Seventy percent of the victims of the bomb were women, children and senior citizens. Some refugees from the atom bombing of Hiroshima on the 6th August arrived in Nagasaki just in time to be bombed again. So it goes.
It was hot work walking through the park on a humid late summer’s day with the cloud cover gradually breaking up. The park stretches up the valley floor with grassy expanses framed by trees and tree-lined walks that lead to the hypocentre, which is marked by an austere black three-sided granite column. Nearby are part of the remains of Urakami Cathedral. The cathedral itself is located a few hundred yards from the hypocentre. It was totally destroyed, and some of its remains were moved to the immediate vicinity of the hypocentre.
From there an avenue flanked by sculptures donated from various countries led the eye, and the legs, northwards towards the chief monument of the park. Notable among the works on either side of the path was the “Monument of People’s Friendship” from that most people-friendly of ex-nations, the no-longer actually-existing German Democratic Republic, famous for its friendliness towards its own people (unless they wanted to leave or go on strike or set up political parties and so forth)…
A plaque attached to the base of the fountain is a quotation from one survivor’s testimony: “I was thirsty beyond endurance. There was something oily on the surface of the water, but I wanted water so badly that I drank it just as it was.”
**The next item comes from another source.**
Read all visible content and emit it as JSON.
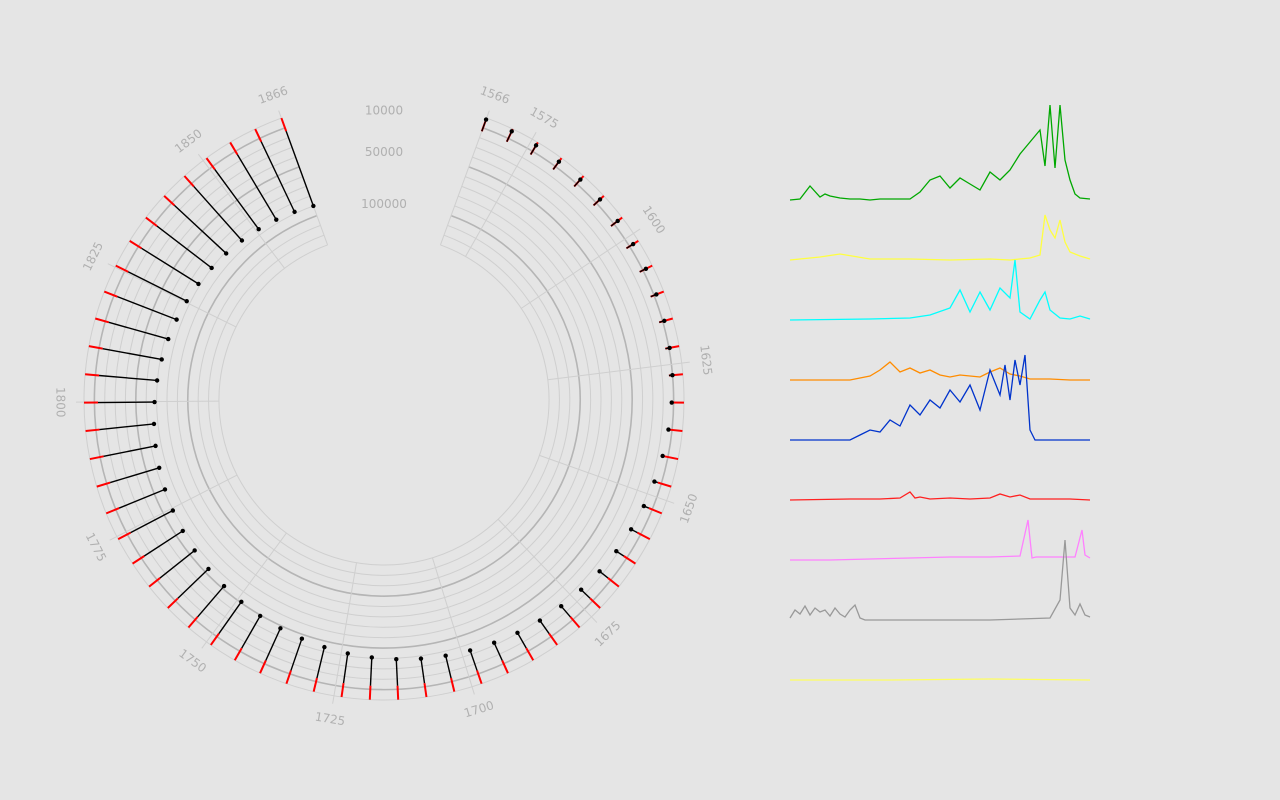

The avenue leads to one of the finest modern statues in Japan, the powerful 10-metre-tall Peace Statue created by sculptor Seibou Kitamura.
Next we visited Urakami Cathedral, which was totally destroyed by the a-bomb and eventually rebuilt in the red-brick Romanesque style of the original. Set up outside the church are several statues from the original church that survived the bombing, though not without surface damage – the statues are covered with what we supposed were scorch marks and a patina of lighter coloured blotches.
On our way back towards the tram stop we were caught in a sudden downpour and sought shelter beneath a shop awning until a kind taxi-driver turned his car around and came back to pick us up.
It stopped raining just a few minutes later, but still, it was pleasant to sit in air-conditioned comfort while the driver gave Mrs H the lowdown on Nagasaki until we arrived at our final destination of the day, Nagasaki Hotel Seifu, perched at the top of one of the hills that dominates Nagasaki harbour.
The window of our room afforded us a fine view of Nagasaki harbour, and so did the balcony of the outdoor spa down on the third floor.